Umba, a Nigerian digital banking startup, has raised $15 million in Series A funding to offer financial services to the underserved market.

The new funding follows a $2 million seed round in 2020 bringing the total funding received to date to $17.5 million. The funding round was led by Costanoa Ventures alongside Nubank, Tom Blomfield, the co-founder of Monzo, and previous backers Lachy Groom and ACT Ventures, Lux Capital, Palm Drive Capital, Banana Capital and Streamlined Ventures.

The new funding will allow the company to test out interoperable digital banking experience across African markets and its services in Egypt, Ghana and Kenya.

Founded by Barry O’Mahony and Tiernan Kennedy in 2018, Umba is an African digital bank, offering free bank accounts and financial services to customers. The startup provides an ecosystem of connected financial services that allows customers complete control of their finances all in one App

In a TechCrunch interview, Tiernan Kennedy said, “For us, we designed core banking systems from the ground up and can deliver a customized experience for the customer at the drop of a hat in both banking and mobile money markets.
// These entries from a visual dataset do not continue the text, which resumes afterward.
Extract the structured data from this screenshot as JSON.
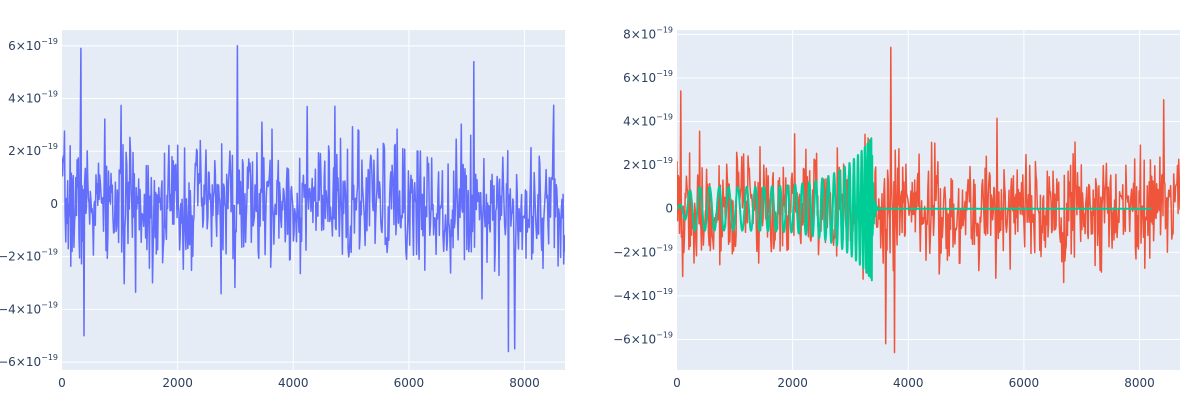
{
  "chart_data": [
    {
      "type": "line",
      "title": "",
      "xlabel": "",
      "ylabel": "",
      "xlim": [
        0,
        8700
      ],
      "ylim": [
        -6.3e-19,
        6.6e-19
      ],
      "grid": true,
      "background": "#e5ecf6",
      "x_ticks": [
        {
          "value": 0,
          "label": "0"
        },
        {
          "value": 2000,
          "label": "2000"
        },
        {
          "value": 4000,
          "label": "4000"
        },
        {
          "value": 6000,
          "label": "6000"
        },
        {
          "value": 8000,
          "label": "8000"
        }
      ],
      "y_ticks": [
        {
          "value": 6e-19,
          "mantissa": "6×10",
          "exponent": "−19",
          "label": ""
        },
        {
          "value": 4e-19,
          "mantissa": "4×10",
          "exponent": "−19",
          "label": ""
        },
        {
          "value": 2e-19,
          "mantissa": "2×10",
          "exponent": "−19",
          "label": ""
        },
        {
          "value": 0,
          "mantissa": "",
          "exponent": "",
          "label": "0"
        },
        {
          "value": -2e-19,
          "mantissa": "−2×10",
          "exponent": "−19",
          "label": ""
        },
        {
          "value": -4e-19,
          "mantissa": "−4×10",
          "exponent": "−19",
          "label": ""
        },
        {
          "value": -6e-19,
          "mantissa": "−6×10",
          "exponent": "−19",
          "label": ""
        }
      ],
      "series": [
        {
          "color": "#636efa",
          "kind": "noise",
          "x_range": [
            0,
            8700
          ],
          "n_samples": 800,
          "sigma": 1.2e-19,
          "seed": 7,
          "peaks": [
            {
              "x": 330,
              "y": 5.9e-19
            },
            {
              "x": 3030,
              "y": 6e-19
            },
            {
              "x": 7120,
              "y": 5.4e-19
            },
            {
              "x": 380,
              "y": -5e-19
            },
            {
              "x": 7720,
              "y": -5.6e-19
            },
            {
              "x": 7830,
              "y": -5.5e-19
            }
          ]
        }
      ]
    },
    {
      "type": "line",
      "title": "",
      "xlabel": "",
      "ylabel": "",
      "xlim": [
        0,
        8700
      ],
      "ylim": [
        -7.4e-19,
        8.2e-19
      ],
      "grid": true,
      "background": "#e5ecf6",
      "x_ticks": [
        {
          "value": 0,
          "label": "0"
        },
        {
          "value": 2000,
          "label": "2000"
        },
        {
          "value": 4000,
          "label": "4000"
        },
        {
          "value": 6000,
          "label": "6000"
        },
        {
          "value": 8000,
          "label": "8000"
        }
      ],
      "y_ticks": [
        {
          "value": 8e-19,
          "mantissa": "8×10",
          "exponent": "−19",
          "label": ""
        },
        {
          "value": 6e-19,
          "mantissa": "6×10",
          "exponent": "−19",
          "label": ""
        },
        {
          "value": 4e-19,
          "mantissa": "4×10",
          "exponent": "−19",
          "label": ""
        },
        {
          "value": 2e-19,
          "mantissa": "2×10",
          "exponent": "−19",
          "label": ""
        },
        {
          "value": 0,
          "mantissa": "",
          "exponent": "",
          "label": "0"
        },
        {
          "value": -2e-19,
          "mantissa": "−2×10",
          "exponent": "−19",
          "label": ""
        },
        {
          "value": -4e-19,
          "mantissa": "−4×10",
          "exponent": "−19",
          "label": ""
        },
        {
          "value": -6e-19,
          "mantissa": "−6×10",
          "exponent": "−19",
          "label": ""
        }
      ],
      "series": [
        {
          "color": "#ef553b",
          "kind": "noise",
          "x_range": [
            0,
            8700
          ],
          "n_samples": 800,
          "sigma": 1.3e-19,
          "seed": 19,
          "peaks": [
            {
              "x": 60,
              "y": 5.4e-19
            },
            {
              "x": 3700,
              "y": 7.4e-19
            },
            {
              "x": 3760,
              "y": -6.6e-19
            },
            {
              "x": 3610,
              "y": -6.2e-19
            },
            {
              "x": 8420,
              "y": 5e-19
            }
          ]
        },
        {
          "color": "#00cc96",
          "kind": "chirp",
          "x_range": [
            0,
            8200
          ],
          "x_merger": 3370,
          "amplitude_base": 1e-19,
          "amplitude_peak": 3.3e-19,
          "cycles": 30
        }
      ]
    }
  ]
}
“We can take in all that open banking data and underwrite at scale with these different fragmented payment types and data types. What that means for us, in practice, is that we’re multi-currency, we can go multi-country, we can do all different payment types. And that takes time. But then when you get your ability to move extremely fast against competitors.”

Tiernan also revealed that the startup will unveil some product features including debit cards, savings accounts, and stock trading in the next 18 months.